Une partie importante de la population a été transformée en zombies. Les personnes saines sont pour leur part contraintes de vivre protégées par des hauts murs. Lors d’une expédition d’approvisionnement hors de la zone protégée, des humains se retrouvent face à des zombies. Mais l’un d’eux, R (Nicholas Hoult) sauve Julie (Teresa Palmer) et part avec elle. Au contact de la jeune femme, le zombie commence à se comporter de plus en plus comme un humain.

Réalisateur: Jonathan Levine | Dans les salles du Québec le 1er fevrier 2013 (Les Films Séville)

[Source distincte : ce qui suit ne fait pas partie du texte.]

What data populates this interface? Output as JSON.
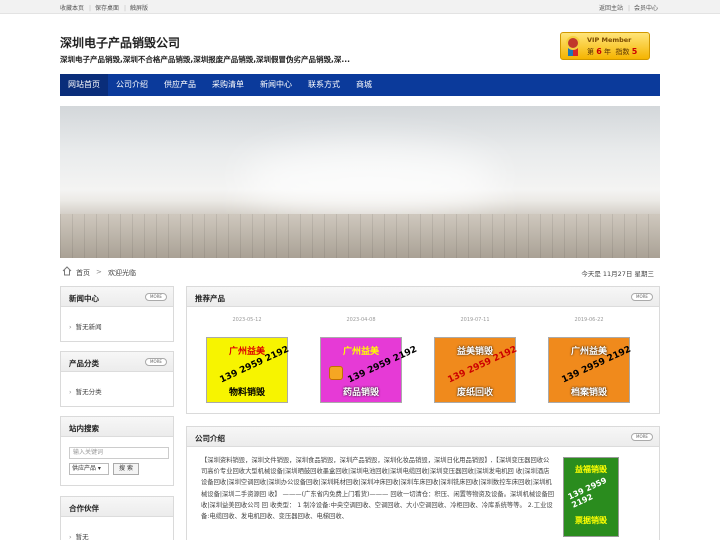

Avec Warm Bodies, Jonathan Levine (50/50) s’attaque au film de zombie en nous livrant une sorte de Roméo et Juliette (les héros s’appellent d’ailleurs R et Julie) agrémenté d’éléments bien connus d’amateurs de films de zombie. Mais contrairement à Brian Yusna, dont l’amour difficile entre un humain et une zombie était extrêmement sombre (Return of the Living Dead III), ce Warm Bodies prend volontairement des allures de romance pour adolescents regorgeant de poncifs destinés à placer le public cible en terrain connu (le père ne comprend pas sa fille; on peut compter sur la meilleure amie; l’amour est plus fort que tout et peut faire des miracles; on oublie vite l’ancien petit ami une fois qu’il s’est fait manger le cerveau par le nouveau!). Pourtant, l’ensemble est si intelligemment fait qu’il réjouira assurément un public bien plus large. Certes, Warm Bodies n’est peut-être pas le chef d’oeuvre de l’année, mais ce savant dosage de naïveté assumée et d’humour au décalage parfaitement contrôlé parvient à nous amadouer et à nous rendre si réceptif au film qu’on se laisse entraîner par son optimisme. Et s’il suffisait de tendre la main à l’autre pour faire tomber les murs qui séparent les hommes? C’est bien évidemment plus facile à dire qu’à faire, mais le temps d’un film, on finirait presque par croire que c’est possible!